Avant Léogâne, il y avait Yaguana
Bien avant de s'appeler Léogâne, notre ville portait un autre nom : Yaguana. Elle était la capitale du Xaragua l'un des cinq grands caciquats qui régnaient sur cette île à l'époque des Taïnos, le peuple autochtone qui a vécu ici pendant des siècles avant l'arrivée du moindre Européen.
Cela compte pour nous, à l'APDACH, bien plus qu'on ne l'imagine. Lorsque nous accompagnons de jeunes artistes à Léogâne, nous ne bâtissons pas sur un terrain vide. Nous prolongeons quelque chose de très ancien.

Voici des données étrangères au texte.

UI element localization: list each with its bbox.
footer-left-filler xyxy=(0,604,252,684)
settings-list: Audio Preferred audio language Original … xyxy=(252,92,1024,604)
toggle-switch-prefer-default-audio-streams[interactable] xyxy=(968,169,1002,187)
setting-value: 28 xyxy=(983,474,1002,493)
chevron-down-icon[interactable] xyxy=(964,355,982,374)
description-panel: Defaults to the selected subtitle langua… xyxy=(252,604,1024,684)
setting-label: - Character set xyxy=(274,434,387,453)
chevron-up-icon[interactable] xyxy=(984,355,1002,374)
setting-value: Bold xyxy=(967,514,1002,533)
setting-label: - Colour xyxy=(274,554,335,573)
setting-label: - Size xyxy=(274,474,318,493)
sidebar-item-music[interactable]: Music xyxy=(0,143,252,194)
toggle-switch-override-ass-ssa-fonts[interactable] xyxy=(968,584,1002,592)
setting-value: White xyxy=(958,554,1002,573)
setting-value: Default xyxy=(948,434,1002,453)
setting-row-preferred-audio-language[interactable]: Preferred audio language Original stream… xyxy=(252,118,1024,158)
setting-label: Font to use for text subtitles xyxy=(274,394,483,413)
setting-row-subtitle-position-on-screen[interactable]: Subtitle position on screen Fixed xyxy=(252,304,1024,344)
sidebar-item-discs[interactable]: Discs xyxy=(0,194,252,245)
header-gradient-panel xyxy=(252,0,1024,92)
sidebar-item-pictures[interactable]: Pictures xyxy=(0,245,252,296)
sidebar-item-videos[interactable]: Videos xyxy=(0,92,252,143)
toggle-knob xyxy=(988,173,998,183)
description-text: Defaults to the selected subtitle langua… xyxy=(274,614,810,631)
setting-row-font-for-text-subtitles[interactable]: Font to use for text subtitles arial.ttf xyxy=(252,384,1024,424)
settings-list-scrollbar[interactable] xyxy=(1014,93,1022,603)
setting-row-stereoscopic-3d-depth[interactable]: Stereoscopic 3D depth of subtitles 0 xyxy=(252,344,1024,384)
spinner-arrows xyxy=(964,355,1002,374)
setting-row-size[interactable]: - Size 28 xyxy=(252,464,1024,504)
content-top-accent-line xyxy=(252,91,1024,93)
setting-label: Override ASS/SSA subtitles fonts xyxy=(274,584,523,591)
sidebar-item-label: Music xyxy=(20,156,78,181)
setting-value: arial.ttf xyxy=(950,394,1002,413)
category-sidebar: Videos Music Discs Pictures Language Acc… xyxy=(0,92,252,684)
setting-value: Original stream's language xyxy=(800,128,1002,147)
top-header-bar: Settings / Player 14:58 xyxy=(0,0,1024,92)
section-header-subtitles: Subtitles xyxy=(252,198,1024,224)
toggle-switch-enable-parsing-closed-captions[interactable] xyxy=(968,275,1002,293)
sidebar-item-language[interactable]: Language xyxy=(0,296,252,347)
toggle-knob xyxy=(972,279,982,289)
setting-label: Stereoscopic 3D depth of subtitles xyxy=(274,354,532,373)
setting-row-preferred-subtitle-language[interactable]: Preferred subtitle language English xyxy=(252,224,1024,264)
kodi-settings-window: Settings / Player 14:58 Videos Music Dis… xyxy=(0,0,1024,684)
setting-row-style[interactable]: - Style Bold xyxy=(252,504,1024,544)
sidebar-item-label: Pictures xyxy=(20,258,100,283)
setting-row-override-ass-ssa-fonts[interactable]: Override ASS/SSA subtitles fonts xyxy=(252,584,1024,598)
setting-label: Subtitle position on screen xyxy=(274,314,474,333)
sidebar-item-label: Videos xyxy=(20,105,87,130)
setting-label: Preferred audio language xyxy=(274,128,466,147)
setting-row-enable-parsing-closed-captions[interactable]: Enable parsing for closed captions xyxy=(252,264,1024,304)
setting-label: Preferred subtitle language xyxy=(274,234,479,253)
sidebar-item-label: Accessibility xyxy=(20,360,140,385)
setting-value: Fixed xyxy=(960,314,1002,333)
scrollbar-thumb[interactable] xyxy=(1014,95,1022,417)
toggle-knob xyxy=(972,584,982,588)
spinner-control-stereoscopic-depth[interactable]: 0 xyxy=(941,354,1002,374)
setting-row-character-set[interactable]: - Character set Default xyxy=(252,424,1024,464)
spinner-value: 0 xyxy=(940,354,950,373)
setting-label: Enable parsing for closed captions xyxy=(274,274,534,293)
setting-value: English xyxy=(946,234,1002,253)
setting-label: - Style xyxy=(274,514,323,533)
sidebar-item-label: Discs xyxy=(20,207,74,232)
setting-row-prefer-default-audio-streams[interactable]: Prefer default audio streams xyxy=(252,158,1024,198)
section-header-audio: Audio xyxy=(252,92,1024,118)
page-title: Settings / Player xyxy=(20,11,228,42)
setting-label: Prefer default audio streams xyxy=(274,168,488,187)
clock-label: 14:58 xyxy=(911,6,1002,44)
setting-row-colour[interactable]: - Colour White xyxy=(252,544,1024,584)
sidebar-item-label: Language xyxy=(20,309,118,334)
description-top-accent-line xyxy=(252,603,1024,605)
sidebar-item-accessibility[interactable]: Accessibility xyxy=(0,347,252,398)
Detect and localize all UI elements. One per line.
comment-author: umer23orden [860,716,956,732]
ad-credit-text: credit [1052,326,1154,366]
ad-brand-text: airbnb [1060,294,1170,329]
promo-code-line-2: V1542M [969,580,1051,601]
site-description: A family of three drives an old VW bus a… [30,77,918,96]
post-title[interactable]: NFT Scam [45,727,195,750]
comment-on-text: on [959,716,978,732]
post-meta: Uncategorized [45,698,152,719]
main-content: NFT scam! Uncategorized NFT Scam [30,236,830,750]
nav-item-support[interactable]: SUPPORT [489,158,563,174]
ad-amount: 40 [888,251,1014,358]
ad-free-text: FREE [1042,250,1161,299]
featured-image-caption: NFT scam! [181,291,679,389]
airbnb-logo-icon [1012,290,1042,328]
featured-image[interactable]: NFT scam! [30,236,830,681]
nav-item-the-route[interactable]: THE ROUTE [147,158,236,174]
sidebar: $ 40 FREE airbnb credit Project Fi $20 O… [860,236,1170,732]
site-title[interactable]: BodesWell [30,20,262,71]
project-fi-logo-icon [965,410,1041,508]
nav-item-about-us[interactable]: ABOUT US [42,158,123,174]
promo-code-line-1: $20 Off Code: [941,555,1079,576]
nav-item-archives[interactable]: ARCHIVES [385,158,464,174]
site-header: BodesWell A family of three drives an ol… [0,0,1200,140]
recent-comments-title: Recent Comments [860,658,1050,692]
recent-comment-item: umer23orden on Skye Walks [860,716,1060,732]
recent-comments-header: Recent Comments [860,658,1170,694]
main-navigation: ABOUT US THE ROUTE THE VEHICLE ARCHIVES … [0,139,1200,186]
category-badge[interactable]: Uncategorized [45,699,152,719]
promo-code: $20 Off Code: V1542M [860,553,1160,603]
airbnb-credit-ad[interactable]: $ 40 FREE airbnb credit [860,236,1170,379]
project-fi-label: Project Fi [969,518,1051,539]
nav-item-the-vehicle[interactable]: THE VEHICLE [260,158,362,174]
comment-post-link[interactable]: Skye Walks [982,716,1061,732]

Le Xaragua était réputé dans toute l'île pour son raffinement ses cérémonies, ses dirigeants et, par-dessus tout, son art. Les Taïnos portaient leur histoire dans les aréitos : des poèmes chantés et des danses qui gardaient la mémoire de tout un peuple. Leur voix la plus célèbre était une femme née ici même, à Yaguana la reine Anacaona, dont le nom signifie « fleur d'or ». Elle était souveraine, certes, mais elle était d'abord poétesse et compositrice. Son pouvoir, c'était son art.
Le Xaragua fut aussi l'un des derniers territoires de l'île à demeurer libre, conservant son indépendance plus longtemps que presque partout ailleurs. Cet esprit créatif et refusant de se laisser effacer n'a jamais tout à fait quitté ces lieux.
On le ressent encore. Il vit dans les rythmes du Rara qui emplissent nos rues chaque printemps. Il vit dans la musique, les récits et les arts visuels que Léogâne ne cesse de produire, génération après génération. Le monde taïno a été démantelé il y a des siècles, mais son instinct , transformer la vie en chant, faire de la beauté une forme de survie , est devenu une part de ce que nous sommes.
C'est pour cela que l'APDACH existe, et que notre projet phare porte le nom de Fleur d'Or. Quand un jeune cinéaste de Léogâne prend une caméra pour raconter une histoire qui compte, il accomplit ce qu'Anacaona accomplissait il y a cinq cents ans, dans ce même lieu : élever son peuple par l'art.
Nous n'inventons pas une tradition. Nous y répondons.